Work location narrowly outranks work-life balance and salary as the most important factor when considering a job offer, according to a new survey by Ceridian HCM Inc.
The survey, which polled nearly 1,700 workers in Canada and the United States who’d been offered a new job in the past year, found 68 per cent consider location the most important factor, followed by salary and work-life balance (at 66 per cent each) and growth opportunities (57 per cent).
“The truth is, every individual is at a different stage of their life and career. For some, work-life takes precedent and for others, home life is the priority,” said Lisa Sterling, chief people and culture officer at Ceridian, in a press release. “Our data shows organizations that want to attract world-class talent have an opportunity to better understand today’s worker preferences and tailor the recruiting and workplace experience to meet a wider range of employee needs.”
The survey also found prospective employees do online research about their would-be employer, searching by salary information (69 per cent), location (45 per cent) and information about benefits (36 per cent). At 36 per cent, millennials were the most likely age group to search for whether the prospective employer offered growth opportunities.
“In a job seeker’s market, candidates have room to be more selective,” said Sterling. “A strong employer brand shapes the perceptions people have of your organization and what it’s like to work there.

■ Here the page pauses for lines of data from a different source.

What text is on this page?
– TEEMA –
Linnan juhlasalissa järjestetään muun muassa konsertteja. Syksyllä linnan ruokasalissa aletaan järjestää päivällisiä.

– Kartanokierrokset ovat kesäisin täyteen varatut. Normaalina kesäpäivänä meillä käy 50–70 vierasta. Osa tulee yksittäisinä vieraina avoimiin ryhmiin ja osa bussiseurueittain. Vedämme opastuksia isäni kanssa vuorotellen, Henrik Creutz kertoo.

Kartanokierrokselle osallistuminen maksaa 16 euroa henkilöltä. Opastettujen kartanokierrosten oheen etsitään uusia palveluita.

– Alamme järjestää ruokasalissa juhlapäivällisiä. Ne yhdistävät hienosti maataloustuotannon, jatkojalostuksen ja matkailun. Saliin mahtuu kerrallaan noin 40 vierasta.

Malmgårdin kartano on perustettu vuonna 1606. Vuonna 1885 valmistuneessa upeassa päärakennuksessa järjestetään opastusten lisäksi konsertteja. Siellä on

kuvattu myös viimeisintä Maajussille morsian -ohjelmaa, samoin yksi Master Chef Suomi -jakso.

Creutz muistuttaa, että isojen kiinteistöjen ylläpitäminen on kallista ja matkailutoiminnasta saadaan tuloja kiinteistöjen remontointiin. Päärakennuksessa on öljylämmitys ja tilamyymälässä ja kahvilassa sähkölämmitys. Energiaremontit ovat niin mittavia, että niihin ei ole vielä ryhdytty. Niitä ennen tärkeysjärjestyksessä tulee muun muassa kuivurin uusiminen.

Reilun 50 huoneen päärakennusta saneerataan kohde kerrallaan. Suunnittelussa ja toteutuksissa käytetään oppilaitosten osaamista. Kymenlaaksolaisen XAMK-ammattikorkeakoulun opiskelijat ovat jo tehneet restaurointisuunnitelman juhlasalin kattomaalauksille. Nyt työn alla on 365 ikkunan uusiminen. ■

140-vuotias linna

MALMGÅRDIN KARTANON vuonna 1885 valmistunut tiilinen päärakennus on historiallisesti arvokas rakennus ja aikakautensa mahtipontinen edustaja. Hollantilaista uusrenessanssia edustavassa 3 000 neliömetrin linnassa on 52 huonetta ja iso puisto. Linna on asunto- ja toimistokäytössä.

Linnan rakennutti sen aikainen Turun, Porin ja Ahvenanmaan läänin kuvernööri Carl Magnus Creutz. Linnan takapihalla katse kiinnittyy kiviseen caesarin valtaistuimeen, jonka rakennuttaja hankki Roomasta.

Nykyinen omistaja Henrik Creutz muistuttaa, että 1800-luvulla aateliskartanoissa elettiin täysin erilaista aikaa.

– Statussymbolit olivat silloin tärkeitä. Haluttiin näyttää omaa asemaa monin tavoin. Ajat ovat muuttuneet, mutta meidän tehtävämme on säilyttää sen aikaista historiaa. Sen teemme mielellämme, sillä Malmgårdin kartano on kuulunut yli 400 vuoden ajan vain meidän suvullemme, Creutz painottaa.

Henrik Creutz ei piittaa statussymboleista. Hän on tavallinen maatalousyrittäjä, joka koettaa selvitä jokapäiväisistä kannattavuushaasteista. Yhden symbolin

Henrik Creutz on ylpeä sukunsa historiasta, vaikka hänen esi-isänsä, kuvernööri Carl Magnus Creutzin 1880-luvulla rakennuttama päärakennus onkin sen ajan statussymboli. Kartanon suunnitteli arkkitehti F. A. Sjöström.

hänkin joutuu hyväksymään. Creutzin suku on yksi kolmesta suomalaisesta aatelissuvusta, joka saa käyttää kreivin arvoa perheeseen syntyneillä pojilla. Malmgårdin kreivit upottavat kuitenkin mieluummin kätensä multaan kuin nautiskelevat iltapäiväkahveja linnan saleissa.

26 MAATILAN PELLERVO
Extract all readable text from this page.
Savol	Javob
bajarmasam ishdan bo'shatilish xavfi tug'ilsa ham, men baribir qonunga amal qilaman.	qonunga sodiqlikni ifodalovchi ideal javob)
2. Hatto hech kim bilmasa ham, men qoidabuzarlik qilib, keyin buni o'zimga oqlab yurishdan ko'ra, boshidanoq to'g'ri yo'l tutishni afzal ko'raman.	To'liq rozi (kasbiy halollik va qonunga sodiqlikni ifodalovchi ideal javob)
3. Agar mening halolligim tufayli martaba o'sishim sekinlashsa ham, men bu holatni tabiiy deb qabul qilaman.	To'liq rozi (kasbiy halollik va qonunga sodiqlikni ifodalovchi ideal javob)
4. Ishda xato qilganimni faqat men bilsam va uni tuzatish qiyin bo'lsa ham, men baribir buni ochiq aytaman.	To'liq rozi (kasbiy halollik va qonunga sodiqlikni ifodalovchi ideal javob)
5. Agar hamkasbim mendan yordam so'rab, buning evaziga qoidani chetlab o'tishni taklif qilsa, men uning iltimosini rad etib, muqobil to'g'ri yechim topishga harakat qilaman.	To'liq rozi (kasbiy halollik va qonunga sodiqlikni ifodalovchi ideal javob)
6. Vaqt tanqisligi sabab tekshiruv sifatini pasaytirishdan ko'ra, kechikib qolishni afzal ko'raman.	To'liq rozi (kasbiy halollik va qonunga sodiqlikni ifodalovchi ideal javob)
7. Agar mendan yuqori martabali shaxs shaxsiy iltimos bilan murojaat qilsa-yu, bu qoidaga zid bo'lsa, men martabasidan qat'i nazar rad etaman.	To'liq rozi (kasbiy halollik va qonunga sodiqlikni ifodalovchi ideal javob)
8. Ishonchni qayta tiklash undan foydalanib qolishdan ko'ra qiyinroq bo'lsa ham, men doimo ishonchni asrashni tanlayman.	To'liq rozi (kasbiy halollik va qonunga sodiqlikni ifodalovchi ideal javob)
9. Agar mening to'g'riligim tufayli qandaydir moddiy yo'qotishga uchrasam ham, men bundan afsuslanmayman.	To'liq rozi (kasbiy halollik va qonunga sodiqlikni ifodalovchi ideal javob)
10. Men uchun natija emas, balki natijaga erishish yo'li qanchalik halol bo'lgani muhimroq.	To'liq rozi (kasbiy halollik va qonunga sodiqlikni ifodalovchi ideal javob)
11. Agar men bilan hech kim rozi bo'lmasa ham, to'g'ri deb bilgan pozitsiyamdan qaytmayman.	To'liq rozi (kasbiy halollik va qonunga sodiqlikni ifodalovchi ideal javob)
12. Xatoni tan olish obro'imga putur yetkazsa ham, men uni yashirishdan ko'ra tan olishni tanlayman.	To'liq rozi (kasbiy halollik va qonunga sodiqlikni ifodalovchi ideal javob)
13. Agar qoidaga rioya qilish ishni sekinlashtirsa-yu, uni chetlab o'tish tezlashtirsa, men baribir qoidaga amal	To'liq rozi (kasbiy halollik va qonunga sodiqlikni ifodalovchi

To foster employee advocacy, businesses need to better communicate the ‘what’s in it for me’ to candidates — things like inclusiveness, professional development, wellness and workplace flexibility.”
In terms of how long the recruitment process takes, 55 per cent of survey respondents said they expect a two-week recruitment, while 52 per cent said their actual recruitment experience met this timeframe.
“While digital tools may have transformed the job market forever, organizations should strive to create a human environment for candidates — from the first email or call, all the way through to selection or rejection,” said Sterling. “The golden formula is to treat people how they want to be treated, sustaining a candidate’s excitement and providing a positive experience with the company throughout the recruiting process.”